As the equity indexes declined on Tuesday, two freight indexes contained in SONAR were up sharply after incorporating data from the past week: the national dry van and reefer spot indexes. That prompts the question: What happened to the freight market in the past week? In today’s The Stockout newsletter, I discuss how that data should be interpreted in the context of International Roadcheck Week.
Truckload spot rates surged in the past week. In data that was just updated in SONAR for the past week, national dry van rates increased 5.9% from $3.05/mile to $3.23/mile, while reefer spot rates increased 10.9% from $3.39/mile to $3.76/mile. All quotes include fuel surcharges and accessorials. For both indexes, the latest quotes represented the highest levels since early March. For comparison to prior years, the current national dry van spot rate is 98% higher when compared to the year-ago level (a weak period for transportation demand before the market tightened later in the year) and is 52% higher than this time in 2019. Similarly, relative to the second week of May in 2020 and 2019, national reefer spot rates are currently higher by 107% and 57%, respectively.
The timing of the 2021 International Roadcheck Week suggests that the latest surge may be temporary. FreightWaves has reported extensively on International Roadcheck Week, often from a carrier’s perspective. It is also important for CPG companies and other purchasers of transportation services to understand the impact in order to correctly interpret the latest transportation data. In short, International Roadcheck Week is a 72-hour period that took place from May 4-6, during which enforcement on trucking was stepped up. The dates were made public so carriers could put it on their calendars.

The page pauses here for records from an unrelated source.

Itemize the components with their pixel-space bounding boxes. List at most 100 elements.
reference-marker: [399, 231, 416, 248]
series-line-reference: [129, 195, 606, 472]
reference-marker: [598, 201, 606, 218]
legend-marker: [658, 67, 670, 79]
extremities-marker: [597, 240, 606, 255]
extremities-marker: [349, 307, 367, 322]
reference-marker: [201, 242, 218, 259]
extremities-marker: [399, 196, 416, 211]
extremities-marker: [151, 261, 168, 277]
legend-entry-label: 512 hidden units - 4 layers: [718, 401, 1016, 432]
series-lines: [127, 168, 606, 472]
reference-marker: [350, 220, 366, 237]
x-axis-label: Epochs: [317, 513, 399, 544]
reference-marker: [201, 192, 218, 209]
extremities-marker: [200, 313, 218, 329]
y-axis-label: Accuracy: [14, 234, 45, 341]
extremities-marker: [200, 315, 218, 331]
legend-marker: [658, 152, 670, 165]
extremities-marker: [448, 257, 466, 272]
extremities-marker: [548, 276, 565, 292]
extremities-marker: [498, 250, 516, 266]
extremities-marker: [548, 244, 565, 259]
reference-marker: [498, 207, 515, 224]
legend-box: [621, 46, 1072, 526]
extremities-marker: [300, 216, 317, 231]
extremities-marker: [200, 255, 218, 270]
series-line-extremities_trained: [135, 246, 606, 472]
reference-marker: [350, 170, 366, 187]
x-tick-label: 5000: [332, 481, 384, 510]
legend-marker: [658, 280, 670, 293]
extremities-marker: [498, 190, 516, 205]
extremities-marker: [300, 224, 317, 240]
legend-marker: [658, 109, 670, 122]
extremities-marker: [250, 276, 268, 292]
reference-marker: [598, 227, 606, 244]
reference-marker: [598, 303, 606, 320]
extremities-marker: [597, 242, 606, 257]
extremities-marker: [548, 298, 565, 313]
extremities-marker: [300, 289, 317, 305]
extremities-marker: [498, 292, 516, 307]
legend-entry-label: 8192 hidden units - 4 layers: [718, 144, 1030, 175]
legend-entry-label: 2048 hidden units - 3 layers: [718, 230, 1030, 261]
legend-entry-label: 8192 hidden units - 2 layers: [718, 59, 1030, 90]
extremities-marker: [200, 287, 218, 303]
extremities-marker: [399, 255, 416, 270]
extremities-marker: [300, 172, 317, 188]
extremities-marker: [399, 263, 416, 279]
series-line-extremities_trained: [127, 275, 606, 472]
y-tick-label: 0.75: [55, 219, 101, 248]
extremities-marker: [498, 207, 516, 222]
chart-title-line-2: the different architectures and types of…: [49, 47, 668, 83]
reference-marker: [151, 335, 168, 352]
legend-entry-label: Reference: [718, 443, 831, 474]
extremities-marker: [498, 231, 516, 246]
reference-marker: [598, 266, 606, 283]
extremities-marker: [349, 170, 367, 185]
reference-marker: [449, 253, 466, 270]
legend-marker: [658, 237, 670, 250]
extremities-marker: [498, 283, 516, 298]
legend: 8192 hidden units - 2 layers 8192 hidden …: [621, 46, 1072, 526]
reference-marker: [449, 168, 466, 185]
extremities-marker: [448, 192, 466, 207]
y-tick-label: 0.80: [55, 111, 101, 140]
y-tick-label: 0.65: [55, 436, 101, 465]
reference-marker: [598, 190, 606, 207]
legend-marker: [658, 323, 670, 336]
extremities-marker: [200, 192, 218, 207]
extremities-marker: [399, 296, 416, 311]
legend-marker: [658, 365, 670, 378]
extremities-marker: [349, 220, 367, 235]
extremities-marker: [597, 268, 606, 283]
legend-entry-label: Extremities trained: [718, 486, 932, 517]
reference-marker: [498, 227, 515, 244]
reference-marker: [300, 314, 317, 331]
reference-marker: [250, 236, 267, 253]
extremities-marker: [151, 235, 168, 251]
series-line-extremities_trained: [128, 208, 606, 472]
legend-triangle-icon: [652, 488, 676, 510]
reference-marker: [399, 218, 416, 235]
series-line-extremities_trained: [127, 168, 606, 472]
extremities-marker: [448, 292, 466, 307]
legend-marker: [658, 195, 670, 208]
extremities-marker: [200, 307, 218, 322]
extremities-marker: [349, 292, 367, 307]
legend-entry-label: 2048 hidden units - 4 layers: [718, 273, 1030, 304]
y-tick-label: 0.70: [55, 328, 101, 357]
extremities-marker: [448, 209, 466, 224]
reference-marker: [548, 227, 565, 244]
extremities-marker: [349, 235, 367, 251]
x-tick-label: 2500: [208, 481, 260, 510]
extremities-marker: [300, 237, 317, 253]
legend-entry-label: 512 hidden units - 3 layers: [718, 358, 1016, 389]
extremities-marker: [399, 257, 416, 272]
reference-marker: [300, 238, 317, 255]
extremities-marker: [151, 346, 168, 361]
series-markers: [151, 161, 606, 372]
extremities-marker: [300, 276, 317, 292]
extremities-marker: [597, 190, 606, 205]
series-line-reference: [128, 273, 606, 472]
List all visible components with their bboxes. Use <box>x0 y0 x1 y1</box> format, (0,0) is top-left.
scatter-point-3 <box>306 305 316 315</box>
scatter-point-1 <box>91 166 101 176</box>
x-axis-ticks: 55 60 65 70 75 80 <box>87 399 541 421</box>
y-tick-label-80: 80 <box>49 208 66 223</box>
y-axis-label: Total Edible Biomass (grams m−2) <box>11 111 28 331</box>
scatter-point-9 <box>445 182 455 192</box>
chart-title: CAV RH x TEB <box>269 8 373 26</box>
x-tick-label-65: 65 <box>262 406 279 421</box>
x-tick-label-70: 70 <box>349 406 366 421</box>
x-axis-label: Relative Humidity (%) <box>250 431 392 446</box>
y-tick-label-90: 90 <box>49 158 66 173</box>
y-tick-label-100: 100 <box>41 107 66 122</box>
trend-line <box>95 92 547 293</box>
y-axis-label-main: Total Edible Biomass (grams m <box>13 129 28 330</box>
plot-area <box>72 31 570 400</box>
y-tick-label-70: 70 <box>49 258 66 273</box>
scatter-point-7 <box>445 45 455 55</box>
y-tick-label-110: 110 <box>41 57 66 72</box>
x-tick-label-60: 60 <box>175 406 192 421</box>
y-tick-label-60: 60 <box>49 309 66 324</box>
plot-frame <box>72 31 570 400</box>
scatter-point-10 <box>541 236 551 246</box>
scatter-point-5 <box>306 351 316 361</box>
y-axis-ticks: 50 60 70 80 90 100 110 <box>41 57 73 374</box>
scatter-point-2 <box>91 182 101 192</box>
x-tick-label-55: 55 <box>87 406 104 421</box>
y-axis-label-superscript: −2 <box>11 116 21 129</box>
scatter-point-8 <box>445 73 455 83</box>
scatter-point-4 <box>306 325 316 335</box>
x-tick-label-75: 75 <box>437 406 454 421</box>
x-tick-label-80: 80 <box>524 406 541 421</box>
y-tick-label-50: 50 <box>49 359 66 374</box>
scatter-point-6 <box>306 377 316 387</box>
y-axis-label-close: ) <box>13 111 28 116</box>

The impact on the truck market is that some owner-operators and small carriers will choose to stay home to avoid being subject to the heightened road enforcement. Smaller carriers haul a disproportionately high volume of spot loads or loads that have been rejected by larger carriers. Therefore, small carriers and owner-operators often serve as the “surge capacity” in a tight market and spot rates, such as the Truckstop.com spot rates shown in the chart above, represent market-clearing rates.
In contrast, larger fleets are much more tied to freight that is moved under contracts with large shippers. Fleets serving large shippers have more incentive to be on the road despite the higher enforcement to keep their major customers happy. And company drivers do not have the same discretion to take time off as owner-operators do. Plus, at risk of generalizing, larger carriers tend to utilize newer equipment and have stricter safety procedures in place (e.g., speed governors to prevent company drivers from speeding), so they are at less risk of incurring penalties.
The SONAR chart below suggests that the recent spike in spot rates is temporary and we will see a reversal next week. Typically, spot rates align tightly with tender rejection rates and, as spot rates rise, carriers reject more loads to chase highly rated spot loads. But carriers didn’t reject a higher percentage of tendered loads in the past week from the prior week. That suggests that different segments of carriers responded to Roadcheck Week differently. For carriers that primarily participate in the contract market, it was business as usual, and for owner-operators, some likely stayed home while others enjoyed higher market-clearing spot rates.
Freight markets remain tight as freight haulers enter one of the busiest times of the year. My discounting of last week’s spot rate increases should not be interpreted as a suggestion that the freight market is loosening in any meaningful way. In fact, we just finished an extraordinary April for freight demand, which is typically the “freight offseason,” or the second-slowest freight month of the year. Plus, freight typically picks up seasonally in May as consumers buy large, bulky items to prepare for summer. In the next few months, CPG companies and other shippers should expect freight markets to remain persistently tight due to demand from elevated import volumes, inventory replenishment, strong consumer demand and a recovering industrial economy. Meanwhile, capacity remains limited due to constraints on commercial vehicle components, manufacturing capacity and driver availability.